Разговор ведется спокойно. Ни один из них не повышает голоса, никто не говорит раздраженно. И все же столкнулись два мира. Может быть, здесь уместнее были бы проклятия. А может, и меч. Но столь же возможно, что тогда мир присутствовал бы на никому не нужном представлении.


С этого момента у пана Менгарта нет времени на разговоры. Он делает вид, что едет в Подебрады добровольно. Из-за того, что он молчит, гнев его возрастает. Первый, на кого он обрушивается, — подебрадский начальник стражи Ян Пардус.

— Ты что, не знаешь, с кем говоришь?

— Вы наш пленник, пан, — отвечает с достоинством старый гетман.

— Ты хочешь заточить меня в тюрьму? Это будет стоить тебе головы.

— Я знаю, что она дана мне только для этого.

— Сейчас же меня отпусти.

— Мы относимся к войне серьезно, пан, — заканчивает разговор Ян Пардус и показывает разгневанному пану свою широкую спину.

Недовольство пана Менгарта ощущает и тюремщик Вацлав Груза. Новому заключенному вовсе не нравится удобная комнатка на втором этаже замковой башни. Он требует рогожку около кровати, палку с крючками, чтобы вешать полотенце, письменный прибор, зеркало из тонкого серебра и вида на реку.

— Вы забыли об атласном пологе над постелью, — роняет тюремщик, окидывая его ледяным взглядом.

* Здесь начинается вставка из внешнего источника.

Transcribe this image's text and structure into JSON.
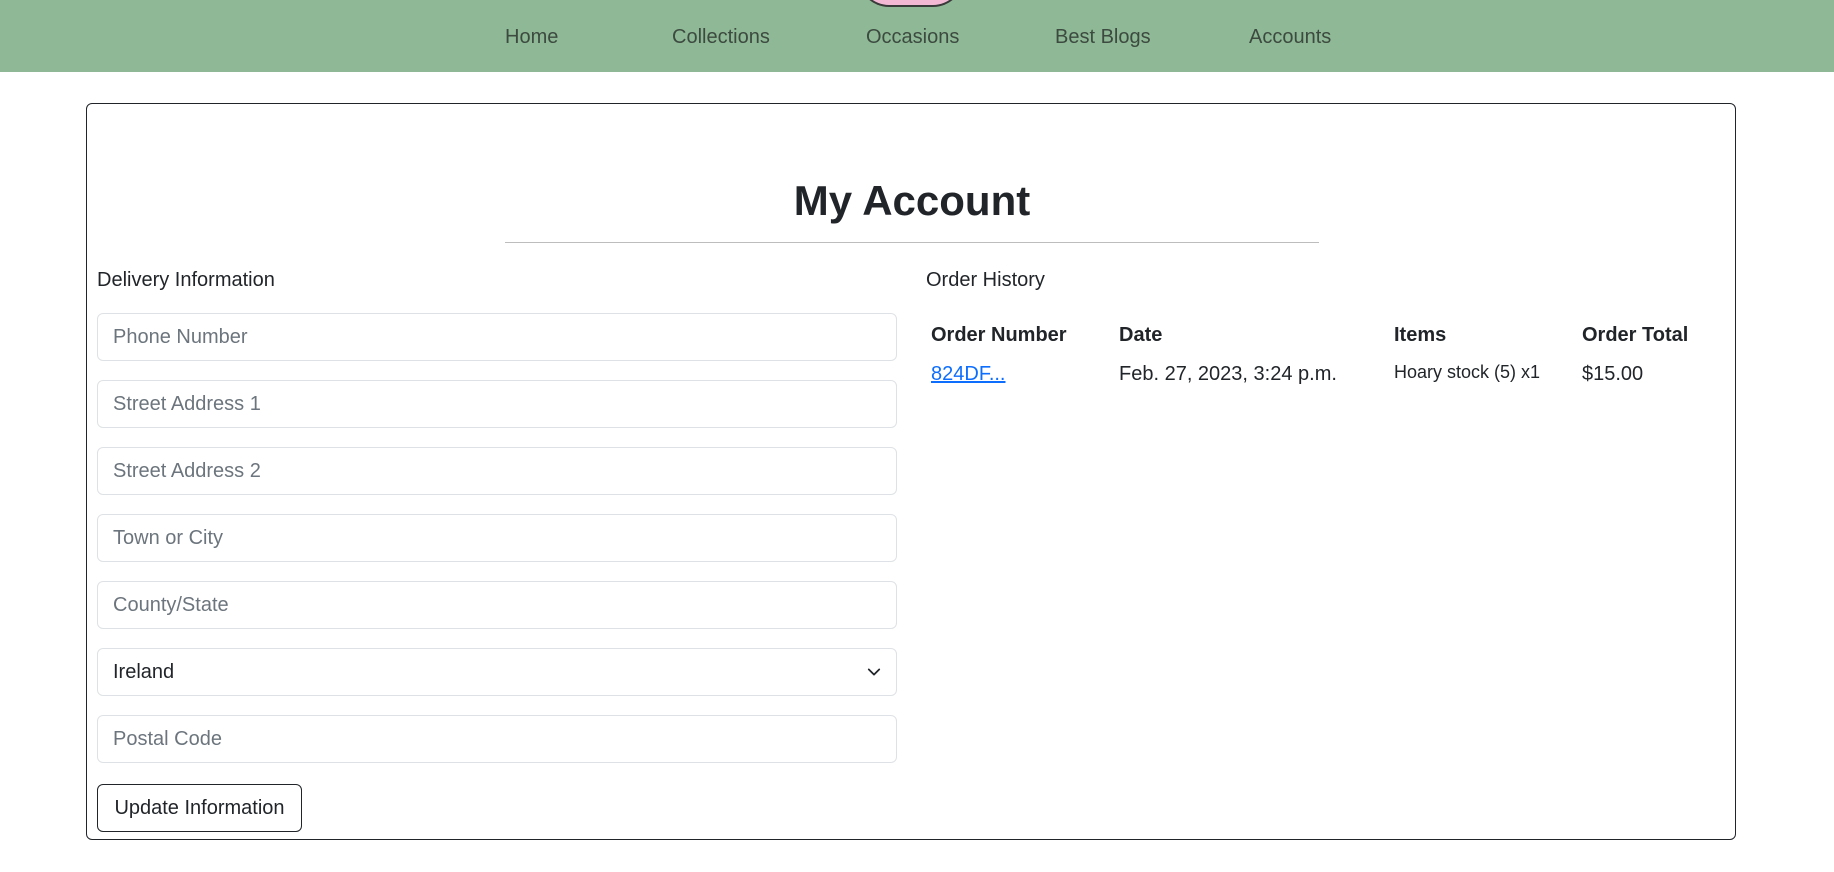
{
  "nav": {
    "items": [
      {
        "label": "Home"
      },
      {
        "label": "Collections"
      },
      {
        "label": "Occasions"
      },
      {
        "label": "Best Blogs"
      },
      {
        "label": "Accounts"
      }
    ]
  },
  "page": {
    "title": "My Account"
  },
  "delivery": {
    "heading": "Delivery Information",
    "phone_placeholder": "Phone Number",
    "street1_placeholder": "Street Address 1",
    "street2_placeholder": "Street Address 2",
    "town_placeholder": "Town or City",
    "county_placeholder": "County/State",
    "country_selected": "Ireland",
    "postcode_placeholder": "Postal Code",
    "update_label": "Update Information"
  },
  "orders": {
    "heading": "Order History",
    "columns": [
      "Order Number",
      "Date",
      "Items",
      "Order Total"
    ],
    "rows": [
      {
        "number": "824DF...",
        "date": "Feb. 27, 2023, 3:24 p.m.",
        "items": "Hoary stock (5) x1",
        "total": "$15.00"
      }
    ]
  },
  "colors": {
    "header_bg": "#8fb996",
    "logo_pink": "#f2b8d4",
    "link": "#0d6efd"
  }
}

— Проваливай! — кричит пан Менгарт.

— Но-но, — выдавливает из себя тюремщик и уходит, шумно, захлопнув дверь и повернув ключ на два оборота. Спускаясь по лестнице на замковый двор, тихонько посвистывает.

Между тем Марека зовут к пани Кунгуте. Для нее он первый живой свидетель завоеваний Праги. Марек преклоняет перед пани Кунгутой колено, сердце его полно надежды. В голове бродят шальные мысли. Но тело его устало, губы потрескались от жажды, глаза покраснели от недосыпания. Он слышит, как бьется его сердце, и ждет светопреставления. Напрягает зрение, чтобы увидеть рядом с пани Кунгутой Анделу, а видит только пани Поликсену. Обе женщины смотрят с удивлением, которое может в один миг превратиться в радость или испуг. Губы Марека произносят слова, рассказывающие о недавних событиях в Праге, в то время как сердце его выстукивает вопрос: где Андела? Где Андела? Пока он рассказывает, он приходит к заключению, которое его поражает: женщины терпеливее и опытнее мужчин на целое столетие. Может, у них есть договоренность со временем? Или даже с вечностью?

У пани Кунгуты просветленное лицо, глаза ее горят. Безусловно, в глубине ее души заложено понимание другого человека. Поэтому каждый охотно идет для нее на все. Она не забывает о переживаниях Марека, хотя завоевание Праги ее просто ошеломляет.